Selain itu, kafilah Quraisy dilindungi oleh orang-orang mereka sendiri di Mekah, yang memiliki hubungan darah dekat dengan banyak dari para pendatang. Jadi, tidak mudah bagi mereka untuk saling membunuh, mencari balas dendam, dan membenamkan Mekah dan Madinah dalam perang saudara yang telah berhasil dihindari oleh Muslim dan kaum pagan selama tiga belas tahun berturut-turut, mulai dari hari Muhammad diutus hingga migrasi beliau. Umat Muslim tahu bahwa perjanjian Al-Aqabah adalah perjanjian defensif di mana suku Aws dan Khazraj berjanji untuk melindungi Muhammad. Mereka tidak berjanji untuk melakukan agresi terhadap siapa pun.

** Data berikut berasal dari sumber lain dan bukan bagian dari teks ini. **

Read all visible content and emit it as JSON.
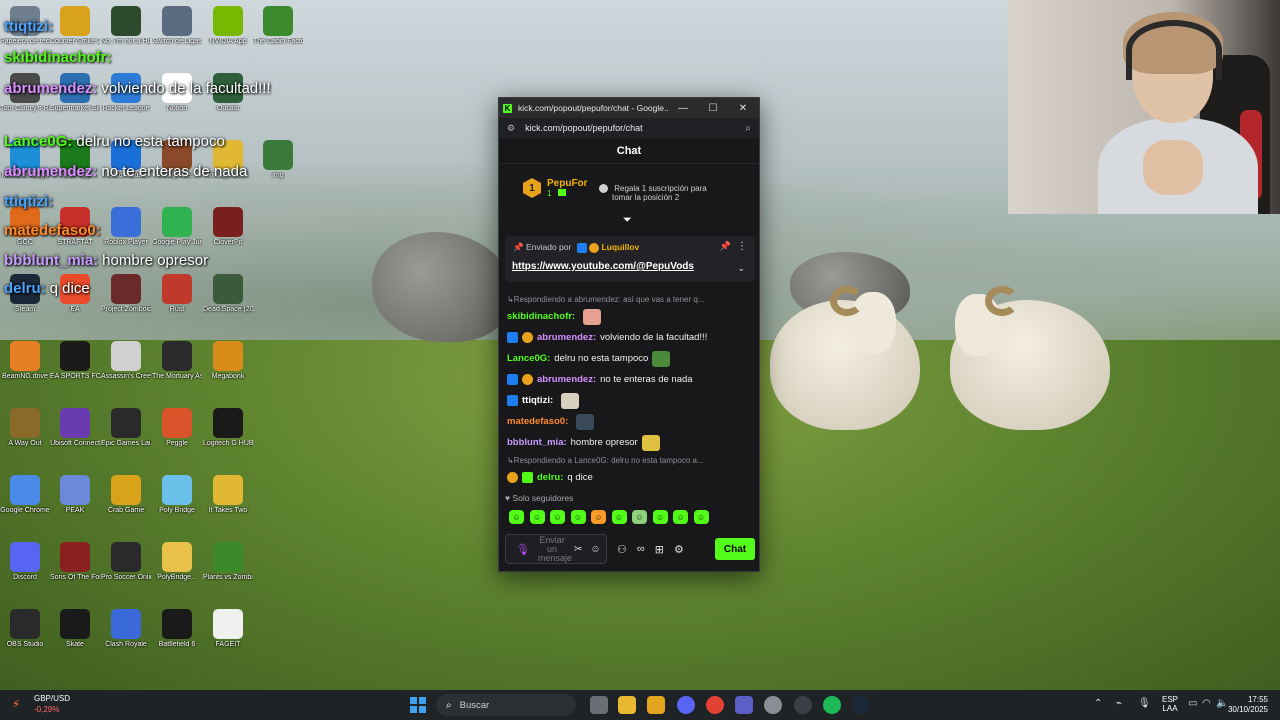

Tidak mudah menerima pandangan sejarawan, yang tidak mulai menulis sejarah Nabi hingga hampir dua abad setelah kematiannya, bahwa ekspedisi awal dan pertempuran Nabi Muhammad dimaksudkan untuk perang yang sebenarnya. Mereka memerlukan interpretasi yang lebih rasional yang sejalan dengan kebijakan Muslim selama periode awal ini di Madinah, yang didasarkan pada pemahaman dan perjanjian dengan berbagai suku untuk memastikan kebebasan penyebaran agama dan hubungan bertetangga yang baik.

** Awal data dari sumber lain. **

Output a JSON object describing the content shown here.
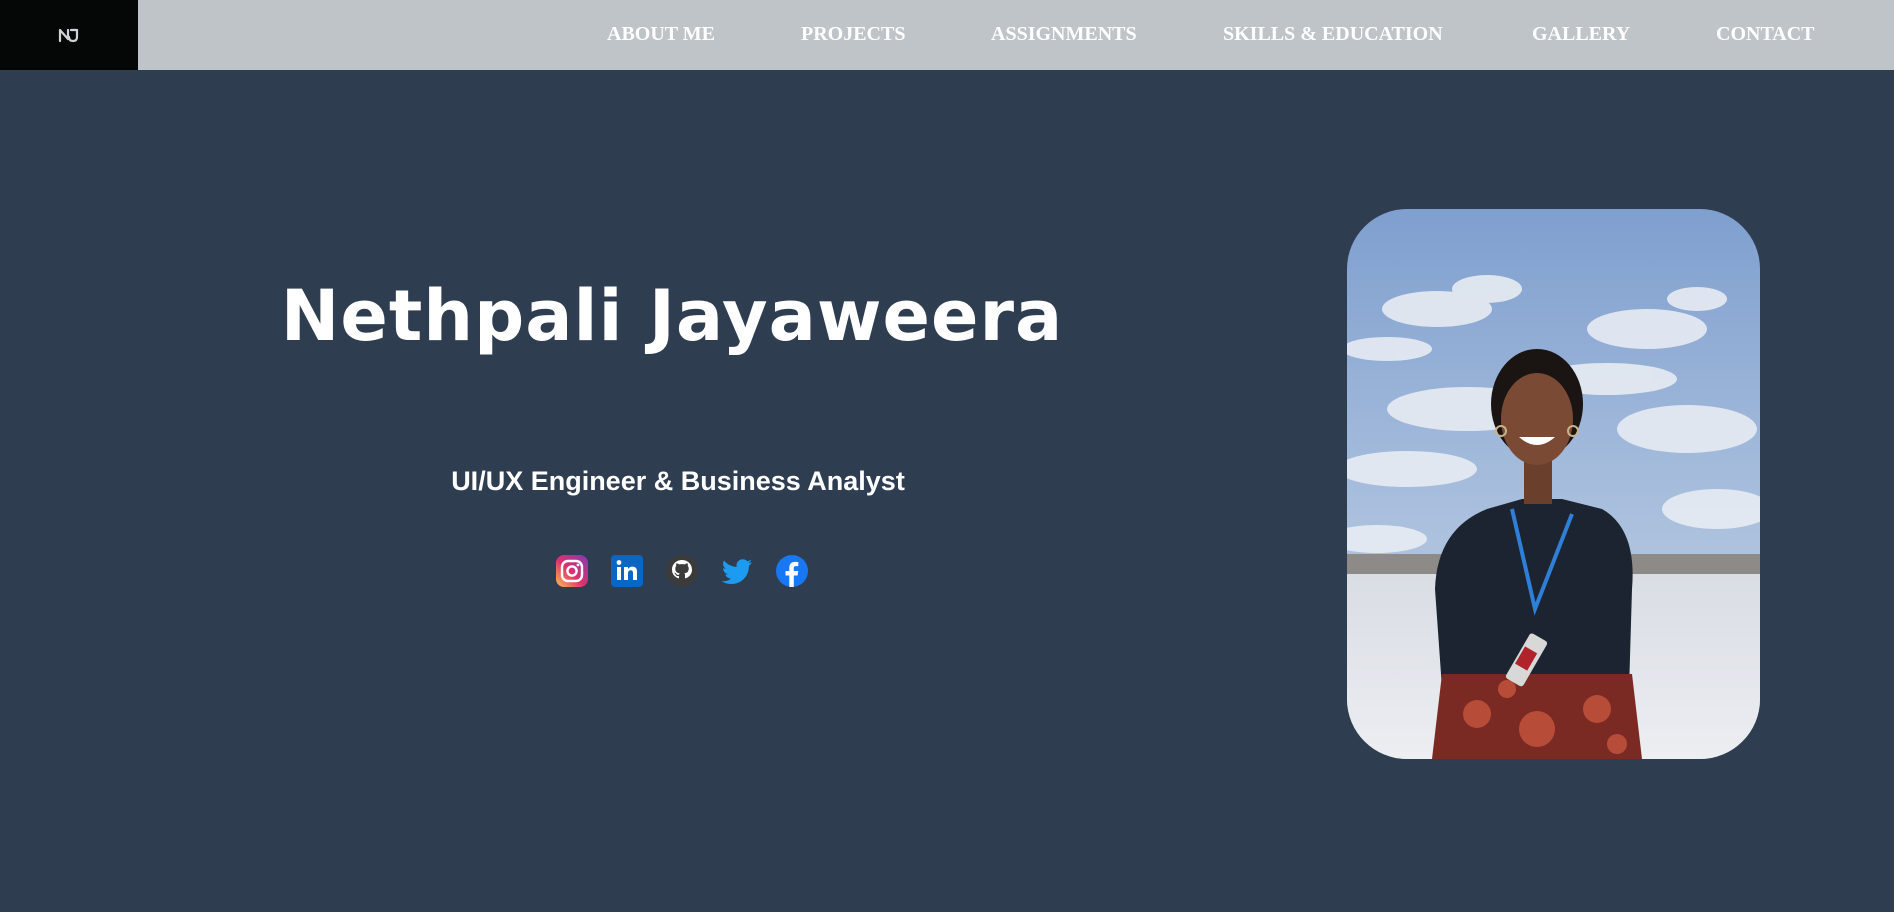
{
  "nav": {
    "logo_icon": "nj-monogram-icon",
    "items": [
      {
        "label": "ABOUT ME"
      },
      {
        "label": "PROJECTS"
      },
      {
        "label": "ASSIGNMENTS"
      },
      {
        "label": "SKILLS & EDUCATION"
      },
      {
        "label": "GALLERY"
      },
      {
        "label": "CONTACT"
      }
    ]
  },
  "hero": {
    "name": "Nethpali Jayaweera",
    "subtitle": "UI/UX Engineer & Business Analyst",
    "social_icons": [
      "instagram-icon",
      "linkedin-icon",
      "github-icon",
      "twitter-icon",
      "facebook-icon"
    ],
    "photo": "profile-photo"
  },
  "colors": {
    "background": "#2e3d50",
    "navbar": "#bfc4c9",
    "logo_box": "#050707",
    "text": "#ffffff"
  }
}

Menurut pendapat saya, ekspedisi awal ini dimaksudkan untuk menyampaikan kepada Quraisy bahwa adalah kepentingan mereka untuk mencapai kesepakatan dengan Muslim di antara orang-orang mereka sendiri yang terpaksa meninggalkan Mekah karena penganiayaan. Pemahaman ini bertujuan untuk mencegah permusuhan dan kebencian dari kedua belah pihak, memastikan kebebasan bagi Muslim untuk menyebarkan agama mereka dan memungkinkan orang Mekah untuk berdagang dengan damai di sepanjang rute menuju Levant. Perdagangan yang dilakukan oleh Mekah dan Ta'if secara kolektif, yang datang ke Mekah dari wilayah selatan, sangat luas. Beberapa kafilah terdiri dari dua ribu unta, membawa barang yang bernilai lebih dari lima puluh ribu dinar. Ekspor tahunan Mekah, sebagaimana diperkirakan oleh orientalis Springer, setara dengan sekitar dua ratus lima puluh ribu dinar, sekitar seratus enam puluh ribu pon emas.

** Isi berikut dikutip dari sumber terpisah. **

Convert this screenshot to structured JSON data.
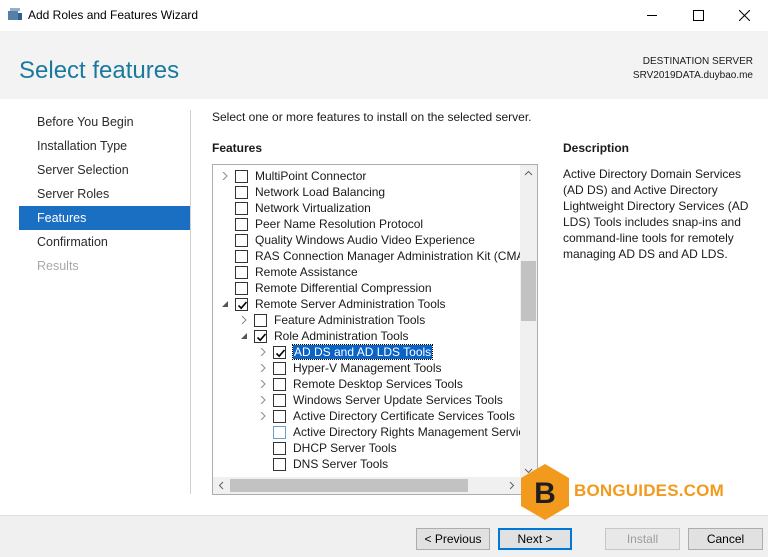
{
  "window": {
    "title": "Add Roles and Features Wizard"
  },
  "header": {
    "page_title": "Select features",
    "destination_label": "DESTINATION SERVER",
    "destination_server": "SRV2019DATA.duybao.me"
  },
  "nav": {
    "items": [
      {
        "label": "Before You Begin",
        "state": "normal"
      },
      {
        "label": "Installation Type",
        "state": "normal"
      },
      {
        "label": "Server Selection",
        "state": "normal"
      },
      {
        "label": "Server Roles",
        "state": "normal"
      },
      {
        "label": "Features",
        "state": "active"
      },
      {
        "label": "Confirmation",
        "state": "normal"
      },
      {
        "label": "Results",
        "state": "disabled"
      }
    ]
  },
  "main": {
    "instruction": "Select one or more features to install on the selected server.",
    "features_heading": "Features",
    "tree": [
      {
        "label": "MultiPoint Connector",
        "level": 0,
        "expander": "collapsed",
        "checked": false
      },
      {
        "label": "Network Load Balancing",
        "level": 0,
        "expander": "none",
        "checked": false
      },
      {
        "label": "Network Virtualization",
        "level": 0,
        "expander": "none",
        "checked": false
      },
      {
        "label": "Peer Name Resolution Protocol",
        "level": 0,
        "expander": "none",
        "checked": false
      },
      {
        "label": "Quality Windows Audio Video Experience",
        "level": 0,
        "expander": "none",
        "checked": false
      },
      {
        "label": "RAS Connection Manager Administration Kit (CMAK)",
        "level": 0,
        "expander": "none",
        "checked": false
      },
      {
        "label": "Remote Assistance",
        "level": 0,
        "expander": "none",
        "checked": false
      },
      {
        "label": "Remote Differential Compression",
        "level": 0,
        "expander": "none",
        "checked": false
      },
      {
        "label": "Remote Server Administration Tools",
        "level": 0,
        "expander": "expanded",
        "checked": true
      },
      {
        "label": "Feature Administration Tools",
        "level": 1,
        "expander": "collapsed",
        "checked": false
      },
      {
        "label": "Role Administration Tools",
        "level": 1,
        "expander": "expanded",
        "checked": true
      },
      {
        "label": "AD DS and AD LDS Tools",
        "level": 2,
        "expander": "collapsed",
        "checked": true,
        "selected": true
      },
      {
        "label": "Hyper-V Management Tools",
        "level": 2,
        "expander": "collapsed",
        "checked": false
      },
      {
        "label": "Remote Desktop Services Tools",
        "level": 2,
        "expander": "collapsed",
        "checked": false
      },
      {
        "label": "Windows Server Update Services Tools",
        "level": 2,
        "expander": "collapsed",
        "checked": false
      },
      {
        "label": "Active Directory Certificate Services Tools",
        "level": 2,
        "expander": "collapsed",
        "checked": false
      },
      {
        "label": "Active Directory Rights Management Services Tools",
        "level": 2,
        "expander": "none",
        "checked": false,
        "light": true
      },
      {
        "label": "DHCP Server Tools",
        "level": 2,
        "expander": "none",
        "checked": false
      },
      {
        "label": "DNS Server Tools",
        "level": 2,
        "expander": "none",
        "checked": false
      }
    ],
    "description_heading": "Description",
    "description_text": "Active Directory Domain Services (AD DS) and Active Directory Lightweight Directory Services (AD LDS) Tools includes snap-ins and command-line tools for remotely managing AD DS and AD LDS."
  },
  "footer": {
    "previous_label": "< Previous",
    "next_label": "Next >",
    "install_label": "Install",
    "cancel_label": "Cancel"
  },
  "watermark": {
    "text": "BONGUIDES.COM",
    "logo_letter": "B"
  },
  "colors": {
    "accent": "#1b6fc3",
    "title_blue": "#1a7a9e",
    "watermark_orange": "#f29a1e"
  }
}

Ketika Quraisy menyadari bahwa perdagangan mereka berisiko karena warga negara mereka sendiri yang telah bermigrasi ke Madinah, mereka mempertimbangkan perlunya pemahaman. Umat Muslim berharap bahwa pemahaman semacam itu akan menjamin kebebasan mereka untuk menyebarkan agama mereka dan kebebasan untuk memasuki Mekah dan melakukan tawaf di Rumah Kuno. Pemahaman semacam itu tidak mungkin terjadi kecuali Quraisy mengakui kekuatan para pendatang di antara orang-orang mereka sendiri dan ancaman yang mereka timbulkan terhadap rute perdagangan mereka. Ini menjelaskan mengapa Hamza dan orang-orang yang bersamanya yang bertemu Abu Jahl bin Hisham di pesisir kembali tanpa bertempur. Ini juga menjelaskan berbagai ekspedisi yang diluncurkan Muslim di sepanjang rute perdagangan menuju Mekah, yang tidak ditujukan untuk perang tetapi dimaksudkan untuk mengancam Quraisy. Selain itu, inilah sebabnya mengapa Nabi, setelah mengalami kesombongan Quraisy dan ketidakpedulian mereka terhadap kekuatannya, berusaha untuk berdamai dengan suku-suku yang menetap di sepanjang rute perdagangan ini dan membentuk aliansi, berharap Quraisy akan mempertimbangkan kembali dan mencari kesepakatan.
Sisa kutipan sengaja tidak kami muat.